Просим из бедной хижины Рыбачьей слободы несколькими днями назад в палаты герцогские. Однако ж прежде позвольте оговорку. Вы знаете, что без нее не обходился ни один рассказчик, начиная от дедушки нашего Вальтера Скотта.
У кого, кроме крестьянина, нет переднего и заднего крыльца! Эти два входа и выхода всего живущего, следственно мыслящего и чувствующего, в ином доме могли бы доставить новому Фонвизину материала на целую остроумную книгу. Не думаю, чтобы лестницы, особенно задняя, где-нибудь представили столько занимательных сцен, как у нас на Руси. Но об этом когда-нибудь после. Ограничусь изображением того, что в данное нами время стеклось у герцога курляндского с обоих крылец.
С пробуждением дня жизнь зашевелилась в палатах его; но только какая жизнь? караульная, украдчивая, боязненная. Сначала лениво ползла она с истопниками, конюхами и полотерами по задним дворам, по коридорам и передним; но лишь раздалось слово: «Проснулся!» – все в доме вытянулось в струну; шаги, движения, слова, взоры, дыхание выравнялись и пошли в меру; бесчисленные проводники от великого двигателя – Бирон – навели в несколько минут весь Петербург на этот лад. Казалось, душе скомандовал кто-то: «Слушай!» – и душа каждого стала во фрунт, чтобы выкидывать свои однообразные темпы.
Огромные переходы вели к дому; в них и на лестнице расставлены были по местам, в виду один от другого, часовые из гвардии герцогской. Каждый из них, облитый с головы до ног золотом, казался горящим пуком, все они – золотою цепью, к которой, увы! за порогом невидимо примыкала железная, опутавшая всю Россию. Огромную переднюю затемняли, как туча саранчи, павшая на маленькое пространство, множество скороходов, гайдуков, турок, гусар, егерей, курьеров и прочей барской челяди, богато одетой; между привычным нахальством ее затерты были ординарцы от полков гвардии. Смотря на косые взгляды слуг и грубые ответы их, смотря, как они зевали и ломались на залавке при входе не слишком значительного человека, вы сейчас отгадали бы, что господин – временщик.

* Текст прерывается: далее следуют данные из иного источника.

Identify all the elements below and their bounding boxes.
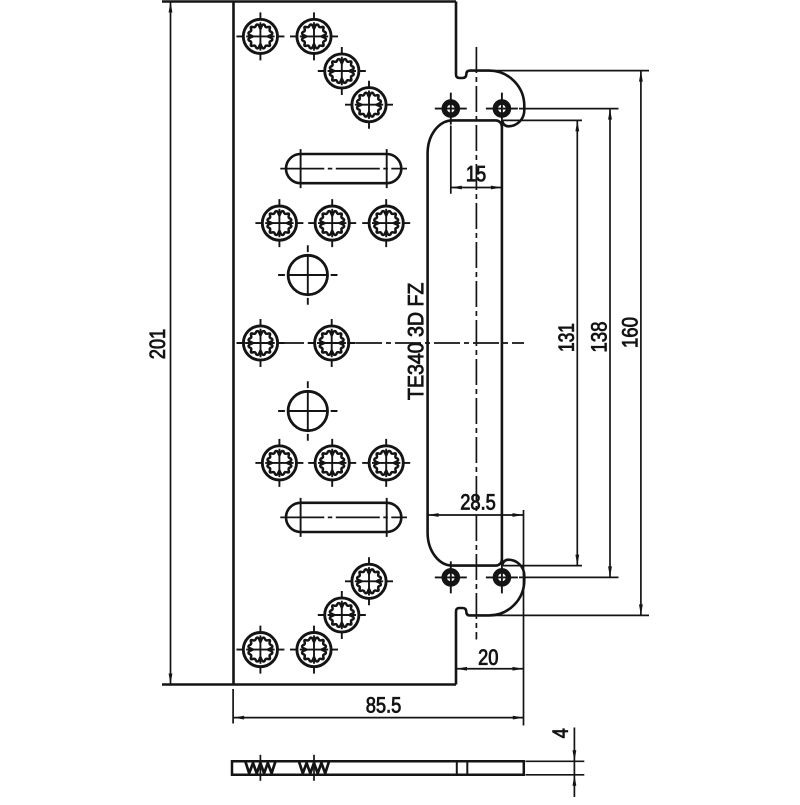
- dimension 201 line: [170, 2, 172, 685]
- dimension 160 label: [622, 318, 638, 347]
- screw hole B3: [318, 591, 366, 639]
- screw hole A1: [236, 12, 284, 60]
- dimension 28.5 line: [428, 510, 524, 726]
- screw hole B2: [290, 626, 338, 674]
- ear fixing hole bottom-left: [435, 561, 467, 593]
- side view plate strip: [232, 761, 524, 775]
- ear fixing hole top-right: [486, 93, 518, 125]
- ear fixing hole bottom-right: [486, 561, 518, 593]
- screw hole A3: [318, 47, 366, 95]
- side view countersink left: [245, 755, 275, 781]
- dimension 4 label: [553, 729, 568, 738]
- lower plain hole: [278, 381, 337, 440]
- side view countersink right: [299, 755, 329, 781]
- screw hole R5: [308, 439, 356, 487]
- plate top edge with 201 extension: [162, 0, 456, 2]
- screw hole R2: [308, 199, 356, 247]
- dimension 20 line: [456, 668, 524, 670]
- screw hole A4: [345, 81, 393, 129]
- screw hole R4: [255, 439, 303, 487]
- dimension 28.5 label: [461, 494, 495, 510]
- screw hole C2: [308, 319, 356, 367]
- dimension 85.5 label: [367, 697, 401, 713]
- bottom-right edge, relief notch, bottom ear lobe: [456, 560, 524, 685]
- side view step lines: [457, 761, 468, 775]
- product label TE340 3D FZ: [408, 283, 424, 399]
- dimension 131 label: [558, 324, 574, 351]
- screw hole B4: [345, 557, 393, 605]
- dimension 15 line: [451, 126, 502, 194]
- milled pocket recess outline: [428, 120, 502, 565]
- dimension 131 line: [503, 120, 582, 565]
- screw hole R3: [362, 199, 410, 247]
- plate outline left edge: [232, 2, 235, 685]
- dimension 15 label: [467, 166, 485, 181]
- dimension 138 line: [519, 109, 619, 578]
- upper plain hole: [278, 245, 337, 304]
- plate bottom edge with 201 extension: [162, 683, 456, 685]
- top-right edge, relief notch, top ear lobe: [456, 2, 524, 127]
- screw hole A2: [290, 12, 338, 60]
- dimension 201 label: [150, 330, 166, 359]
- right edge between ears (pocket wall): [501, 122, 504, 564]
- vertical centerline through ear holes: [475, 47, 477, 640]
- dimension 85.5 line: [233, 689, 524, 724]
- lower slotted hole: [286, 503, 401, 532]
- dimension 138 label: [591, 322, 607, 351]
- ear fixing hole top-left: [435, 93, 467, 125]
- horizontal centerline of plate: [239, 342, 524, 344]
- screw hole B1: [236, 626, 284, 674]
- screw hole R1: [255, 199, 303, 247]
- upper slotted hole: [286, 154, 401, 183]
- dimension 160 line: [467, 71, 649, 616]
- dimension 4 line: [526, 728, 585, 798]
- screw hole C1: [237, 319, 285, 367]
- screw hole R6: [362, 439, 410, 487]
- dimension 20 label: [479, 649, 498, 665]
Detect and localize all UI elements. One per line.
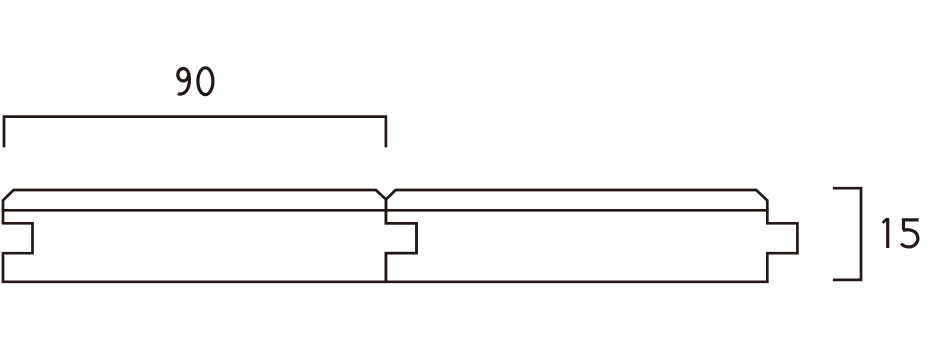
digit 0 xyxy=(198,68,213,95)
label 15 : digit 1 stem xyxy=(886,218,889,248)
left plank outline xyxy=(3,190,417,282)
digit 9 tail xyxy=(178,73,189,94)
digit 1 flag xyxy=(883,218,888,223)
digit 5 bowl xyxy=(901,230,918,247)
thickness bracket 15 xyxy=(834,188,861,280)
dimension line 90 xyxy=(4,117,386,146)
left plank face line xyxy=(3,209,386,212)
right plank face line xyxy=(386,209,767,212)
label 90 : digit 9 bowl xyxy=(178,69,189,81)
right plank outline xyxy=(386,190,798,282)
digit 5 top bar and left stroke xyxy=(904,220,919,230)
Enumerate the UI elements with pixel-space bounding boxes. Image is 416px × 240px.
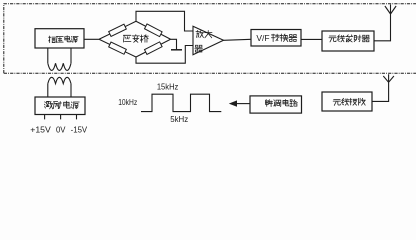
svg-text:15kHz: 15kHz: [157, 83, 179, 92]
svg-text:-15V: -15V: [71, 125, 88, 135]
svg-text:5kHz: 5kHz: [170, 115, 188, 124]
svg-text:+15V: +15V: [30, 125, 51, 135]
svg-text:0V: 0V: [56, 125, 66, 135]
svg-text:V/F: V/F: [256, 33, 269, 43]
svg-text:10kHz: 10kHz: [118, 98, 137, 107]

В приемной зале, подле двери самой передней, сидел уж Кульковский. Он пришел в последний раз отдежурить на своем стуле и насладиться на нем закатом своей службы при первом человеке в империи с тем, чтобы он напутствовал его покровительским взглядом на новое служение. Заметно, что он несколько смутен, и как быть ему веселым, беззаботным по-прежнему? он прощается с приемной комнатой герцога, как своею родиной. Здесь, у золотого карниза, где изображен сатир, выкидывающий козьими ногами затейливый скачок, улыбнулись ему тогда-то; тут, у мраморного стола, положили на плечо могущую и многомилостивую руку, которую он тогда ж поцеловал; далее светлейший, ущипнув его в пухлую, румяную щеку, подвел к огромному зеркалу, только что привезенному из Венеции, чтобы он полюбовался на свою рожу и лысую голову, к которой сзади приклеены были ослиные уши. А стул, драгоценное седалище проходящего величия его? О! его понесет он в сердце своем сквозь все бури и превратности мира. В последний раз принес он горяченькие новости искателям фортуны, именно, что любимая кобыла герцога ожеребилась; потом – надо же поставить себя рядом с чем-нибудь герцогским, – что у него готов уже пажеский кафтан, который изволил пожаловать ему его светлость, и, наконец, что Эйхлер сделан кабинет-секретарем, о чем еще никто не ведал, кроме его, Кульковского, и самого герцога. Улыбка и пожатие руки знатных, просивших его не забыть их при дворе, пожатие мимоходом руки герцогского камердинера, все это, увы! в последний раз осветило поприще его минувшей службы. Что ожидает его вперед? Роль шута! Это бы хорошо: он будет первый шут в империи по знатности рода. Но опасны плутоватые пажи; облепят его насмешками, как мякушками, не дадут ему и отсидеться на стуле! Новости не через него будут идти. Так-то изменчива фортуна!